I recommend Krugman’s book unreservedly; it got me thinking afresh about the constraints on Australia. Ironically, The Return of Depression Economics makes me nervous that Krugman’s recipe for responding to the crisis, and those of other leading American and European economists – as appropriate as these may be for their own circumstances – will be transplanted here at our peril. Temporary deficits are sensible, even if they’re large and even if ‘temporary’ means quite a few years. But much of Europe does not depend on attracting large amounts of net capital investment from other countries, while the US is in the privileged position of issuing the world’s reserve currency, which continues to give it extraordinary leeway.

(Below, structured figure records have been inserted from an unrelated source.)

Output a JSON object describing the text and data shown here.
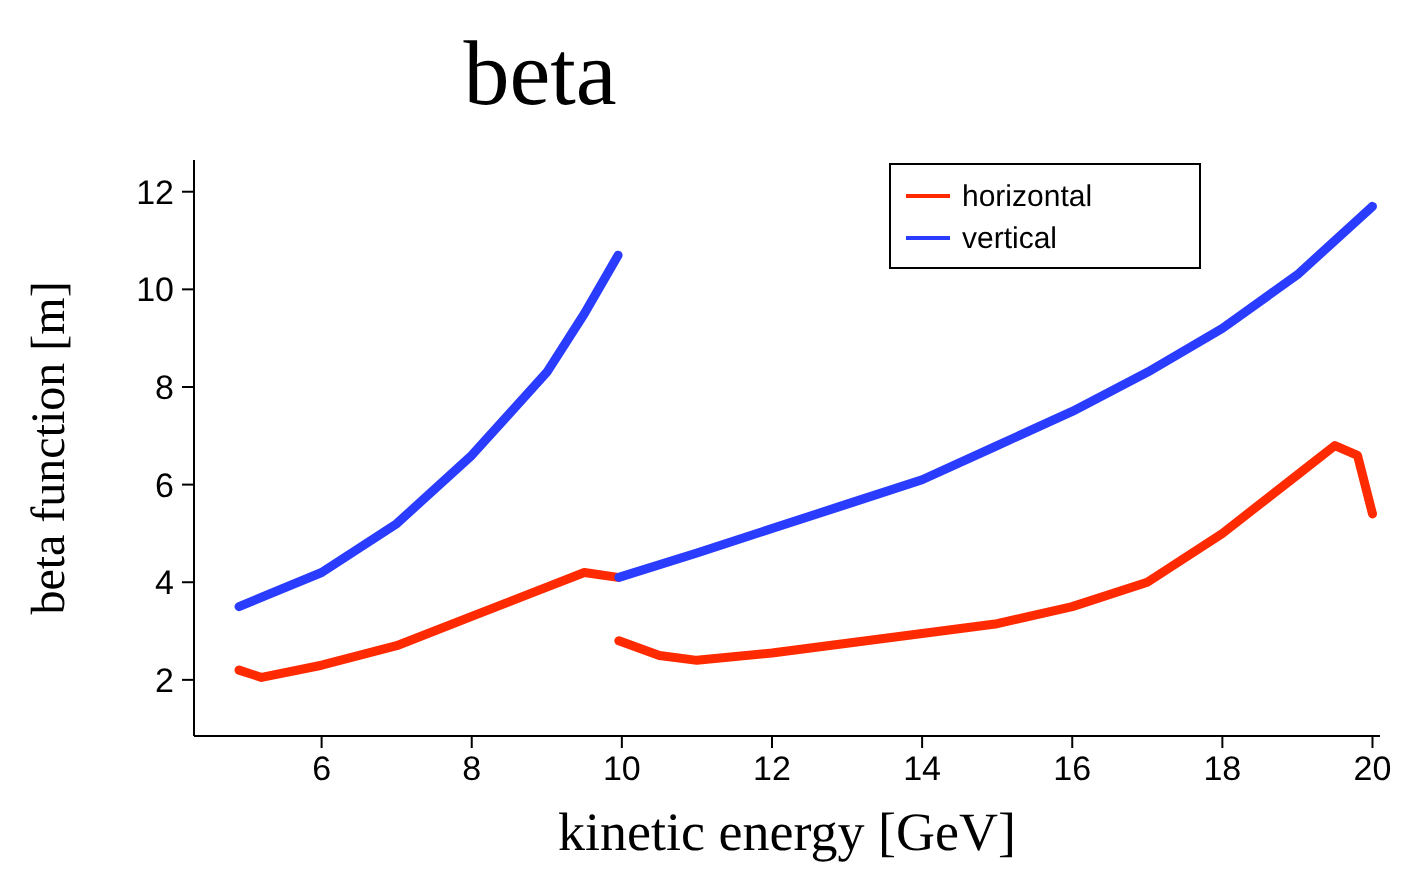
{
  "chart_data": {
    "type": "line",
    "title": "beta",
    "xlabel": "kinetic energy [GeV]",
    "ylabel": "beta function [m]",
    "xlim": [
      4.3,
      20.1
    ],
    "ylim": [
      0.85,
      12.65
    ],
    "xticks": [
      6,
      8,
      10,
      12,
      14,
      16,
      18,
      20
    ],
    "yticks": [
      2,
      4,
      6,
      8,
      10,
      12
    ],
    "grid": false,
    "legend": "top right",
    "series": [
      {
        "name": "horizontal",
        "color": "#ff2a00",
        "x": [
          4.9,
          5.2,
          6,
          7,
          8,
          9,
          9.5,
          9.95,
          9.955,
          9.96,
          10.5,
          11,
          12,
          13,
          14,
          15,
          16,
          17,
          18,
          19,
          19.5,
          19.8,
          20
        ],
        "values": [
          2.2,
          2.05,
          2.3,
          2.7,
          3.3,
          3.9,
          4.2,
          4.1,
          null,
          2.8,
          2.5,
          2.4,
          2.55,
          2.75,
          2.95,
          3.15,
          3.5,
          4.0,
          5.0,
          6.2,
          6.8,
          6.6,
          5.4
        ]
      },
      {
        "name": "vertical",
        "color": "#2a3cff",
        "x": [
          4.9,
          6,
          7,
          8,
          9,
          9.5,
          9.95,
          9.955,
          9.96,
          11,
          12,
          13,
          14,
          15,
          16,
          17,
          18,
          19,
          20
        ],
        "values": [
          3.5,
          4.2,
          5.2,
          6.6,
          8.3,
          9.5,
          10.7,
          null,
          4.1,
          4.6,
          5.1,
          5.6,
          6.1,
          6.8,
          7.5,
          8.3,
          9.2,
          10.3,
          11.7
        ]
      }
    ]
  }
}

Our most recent fond hope – fading as I write – is that China’s growth will shield us from the financial crisis. Our last remaining hope is that, as with the US, the markets will choose to treat Australia leniently, and not punish us as they have other countries – whether these are countries we look down upon (Argentina, Brazil, Indonesia), countries we’re not sure about (Thailand, Malaysia), or even countries we suspect are more enticing investment destinations than our own (Hong Kong, Korea). That’s why this passage in The Return of Depression Economics gave me the willies: “After all, Indonesia’s current account deficits had been nowhere near as large ... as its neighbours’ – at less than 4 per cent of GDP, Indonesia’s ... deficit was actually smaller than, say, Australia’s.”
Australia’s current account deficit last year was around 6% of GDP, and this year may be around half as big again. Market sentiment may give us less room to spend our way through the crisis than we would like. As a result, more of our response should be directed towards increasing investment in, and the production of, traded goods and services: something that will be a lot easier said than done when profits and foreign demand are collapsing.